В свою комнату я не пошел. Если бы я это сделал, мама почти наверняка, поев и помыв посуду, явилась бы ко мне допытываться, все ли у меня в порядке. Чтобы избежать объяснений, я вышел на улицу, пытаясь вспомнить, кого из ребят я в той реальности увидел до школы. Наверное, таких встреч не было, потому что все мои друзья приехали в последние дни августа. Кое-кого из девчонок из "рабочего" городка я тогда видел, но самому к ним подойти и завязать разговор... В школе - дело другое, а так... Слава богу, от прежней стеснительности не осталось и следа. Раз нет друзей, пойду искать девчонок. Я вернулся в квартиру и, пока мама возилась на кухне, поменял трико на более приличные брюки и попробовал расчесать волосы. В детстве я из-за волос пережил немало огорчений. Они у меня были материнские, густые и слегка вьющиеся. Все попытки сделать одну из нравившихся мне причесок ни к чему не привели. В конце шестого класса я даже пропустил день занятий из-за неудачной попытки уложить волосы назад. Я помыл голову, расчесал волосы в нужном направлении и туго завязал косынку. Когда я ее утром развязал, не смог сдержать слез: все волосы встали дыбом! Я просто не успевал их помыть и высушить еще раз, а идти с мокрой головой в середине апреля... Меня все пожалели, даже сестра отсмеялась тогда, когда думала, что я этого не замечу. Сейчас я несколько раз провел расческой по своей шевелюре и остался доволен. Было бы из-за чего терзаться! Очень красиво, не у всякой девчонки такие. Уже потеплело, поэтому я решил ограничиться рубашкой. Дополнив свой наряд туфлями, которые купили к школе, я вышел из дома и пошел к дыре в заборе. Хотелось пообщаться хоть с кем-нибудь из одноклассников и посмотреть, как они на меня будут реагировать. Да и соскучился я по ним за лето. А я другой - так за все семьдесят лет.

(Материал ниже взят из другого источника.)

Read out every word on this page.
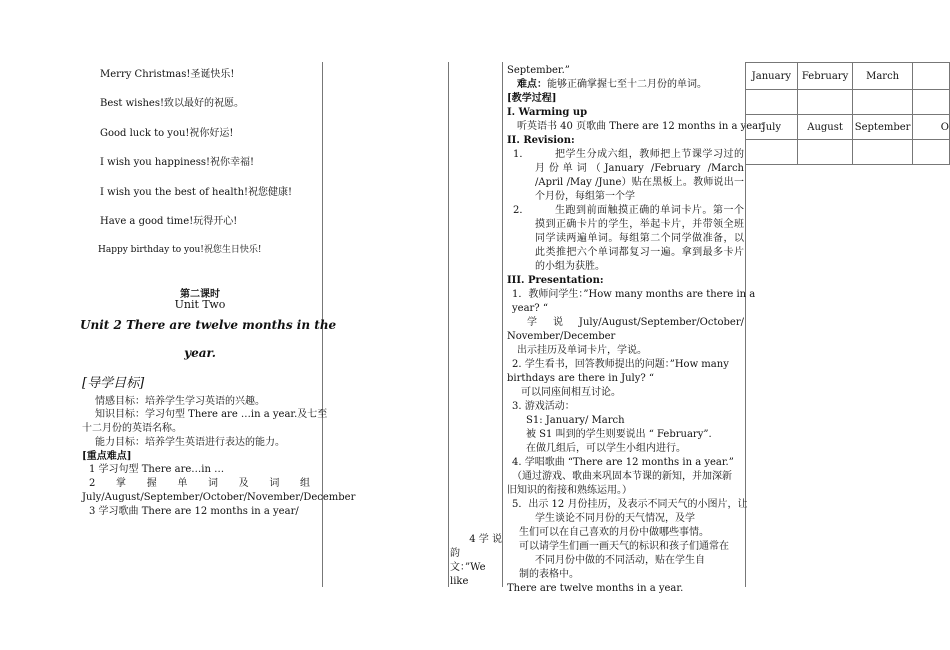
Merry Christmas!圣诞快乐!
Best wishes!致以最好的祝愿。
Good luck to you!祝你好运!
I wish you happiness!祝你幸福!
I wish you the best of health!祝您健康!
Have a good time!玩得开心!
Happy birthday to you!祝您生日快乐!
第二课时
Unit Two
Unit 2 There are twelve months in the
year.
[导学目标]
情感目标：培养学生学习英语的兴趣。
知识目标：学习句型 There are …in a year.及七至
十二月份的英语名称。
能力目标：培养学生英语进行表达的能力。
[重点难点]
1 学习句型 There are…in …
2 掌 握 单 词 及 词 组
July/August/September/October/November/December
3 学习歌曲 There are 12 months in a year/
4 学 说
韵
文：”We
like
September.”
难点：能够正确掌握七至十二月份的单词。
[教学过程]
I. Warming up
听英语书 40 页歌曲 There are 12 months in a year.
II. Revision:
1．	把学生分成六组，教师把上节课学习过的月份单词（January /February /March /April /May /June）贴在黑板上。教师说出一个月份，每组第一个学
2．	生跑到前面触摸正确的单词卡片。第一个摸到正确卡片的学生，举起卡片，并带领全班同学读两遍单词。每组第二个同学做准备，以此类推把六个单词都复习一遍。拿到最多卡片的小组为获胜。
III. Presentation:
1．教师问学生：”How many months are there in a
year? “
学 说 July/August/September/October/
November/December
出示挂历及单词卡片，学说。
2. 学生看书，回答教师提出的问题：”How many
birthdays are there in July? “
可以同座间相互讨论。
3. 游戏活动：
S1: January/ March
被 S1 叫到的学生则要说出 “ February”.
在做几组后，可以学生小组内进行。
4. 学唱歌曲 “There are 12 months in a year.”
（通过游戏、歌曲来巩固本节课的新知，并加深新
旧知识的衔接和熟练运用。）
5．出示 12 月份挂历，及表示不同天气的小图片，让
学生谈论不同月份的天气情况，及学
生们可以在自己喜欢的月份中做哪些事情。
可以请学生们画一画天气的标识和孩子们通常在
不同月份中做的不同活动，贴在学生自
制的表格中。
There are twelve months in a year.
January	February	March	

July	August	September	O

Идти пришлось через территорию школы, и я не удержался и обошел ее вокруг. В школьной ограде были две калитки. Выйдя в одну из них, я направился к двухэтажным домам, где жили почти все девчонки нашего класса, в том числе и моя первая любовь. Повезло только в третьем дворе, где на лавочке о чем-то разговаривали Ольга Орленко и Ира Алферова. Увидев меня, они замолчали. Ира была самой крупной девочкой в классе, а у Оли была хорошая фигура и прекрасные светлые волосы, но ее внешность портили крупные черты лица. Когда я выбирал себе даму сердца, они в списках претенденток не значились.

- Привет, девочки! - поздоровался я. - Прекрасно выглядите! К школе морально подготовились?

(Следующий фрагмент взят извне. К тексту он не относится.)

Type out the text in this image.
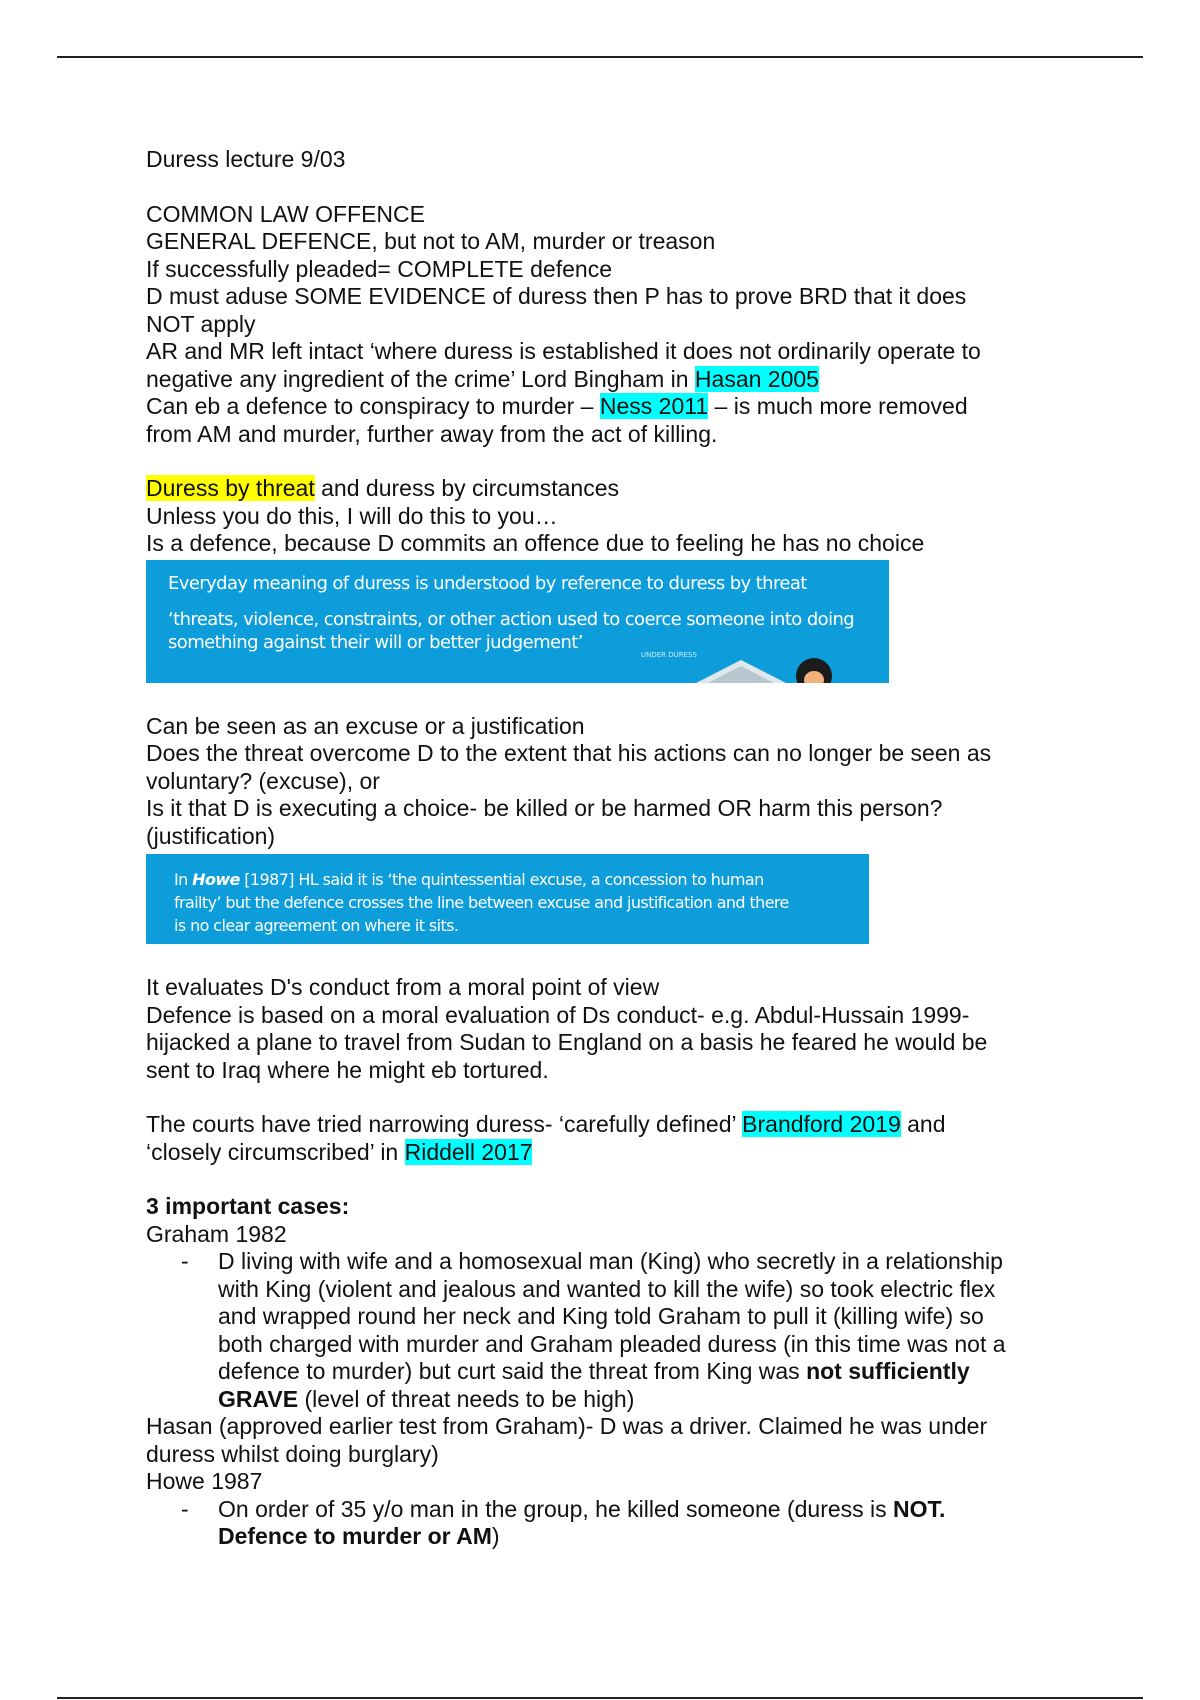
Duress lecture 9/03
COMMON LAW OFFENCE
GENERAL DEFENCE, but not to AM, murder or treason
If successfully pleaded= COMPLETE defence
D must aduse SOME EVIDENCE of duress then P has to prove BRD that it does
NOT apply
AR and MR left intact ‘where duress is established it does not ordinarily operate to
negative any ingredient of the crime’ Lord Bingham in Hasan 2005
Can eb a defence to conspiracy to murder – Ness 2011 – is much more removed
from AM and murder, further away from the act of killing.
Duress by threat and duress by circumstances
Unless you do this, I will do this to you…
Is a defence, because D commits an offence due to feeling he has no choice
Everyday meaning of duress is understood by reference to duress by threat
‘threats, violence, constraints, or other action used to coerce someone into doing
something against their will or better judgement’
UNDER DURESS
Can be seen as an excuse or a justification
Does the threat overcome D to the extent that his actions can no longer be seen as
voluntary? (excuse), or
Is it that D is executing a choice- be killed or be harmed OR harm this person?
(justification)
In Howe [1987] HL said it is ‘the quintessential excuse, a concession to human
frailty’ but the defence crosses the line between excuse and justification and there
is no clear agreement on where it sits.
It evaluates D's conduct from a moral point of view
Defence is based on a moral evaluation of Ds conduct- e.g. Abdul-Hussain 1999-
hijacked a plane to travel from Sudan to England on a basis he feared he would be
sent to Iraq where he might eb tortured.
The courts have tried narrowing duress- ‘carefully defined’ Brandford 2019 and
‘closely circumscribed’ in Riddell 2017
3 important cases:
Graham 1982
- D living with wife and a homosexual man (King) who secretly in a relationship
with King (violent and jealous and wanted to kill the wife) so took electric flex
and wrapped round her neck and King told Graham to pull it (killing wife) so
both charged with murder and Graham pleaded duress (in this time was not a
defence to murder) but curt said the threat from King was not sufficiently
GRAVE (level of threat needs to be high)
Hasan (approved earlier test from Graham)- D was a driver. Claimed he was under
duress whilst doing burglary)
Howe 1987
- On order of 35 y/o man in the group, he killed someone (duress is NOT.
Defence to murder or AM)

В ответ на меня уставились две пары широко открытых глаз.

- Что я такого сказал, что вы так удивились? - спросил я, садясь между ними. - Разрешите присесть рядом? Не бойтесь, я не кусаюсь.

- Что с тобой, Ищенко? - спросила Оля. - Не заболел?

- Что, так плохо выгляжу? - спросил я глядя в глаза смутившейся Ольге. - Так я вроде смотрелся в зеркало и дефектов не нашел. И что у вас за дурацкая манера всех звать по фамилиям? Учителя - ладно, у них мы везде проходим пофамильно, а мы с вами школьные друзья. За четыре года в одном классе не запомнить имени... Точно говорят про девичью память, что она короткая.

- Выглядишь ты нормально, - пришла на помощь подруге Ира. - Ты себя ведешь ненормально.

- Ну вот! - я сделал вид, что обиделся. - Уже ни с того, ни с сего записали в ненормальные. Злые вы, уйду я от вас! Не знаете, приехали Черзарова или Цыбушкина?

- А зачем они тебе? - спросила Оля. - Решился, наконец, подкатиться к Ленке?

- А тебе-то что? - вопросом на вопрос ответил я. - Кого хочу, того и люблю!

Я всегда думал, что выражение "круглые глаза" это метафора. Теперь я мог наблюдать воочию две такие пары.

- Опять удивились, - засмеялся я. - Я вам, кстати, о своей любви абсолютно ничего не сказал, даже того, что она есть. А то разнесете небылицы, а мне потом уличать вас во лжи. Люся с Леной мне были нужны просто для разговора, раз его с вами не получилось. Они у нас умницы и отличницы, поэтому с ними я бы общий язык нашел.

- Нет их, - ответила Ира. - Ленка из Артека уехала не домой, а к бабушке. За ней должна была заехать мать. А Люся с родителями сегодня уехала в Минск. Так что не с кем тебе разговаривать, Геночка!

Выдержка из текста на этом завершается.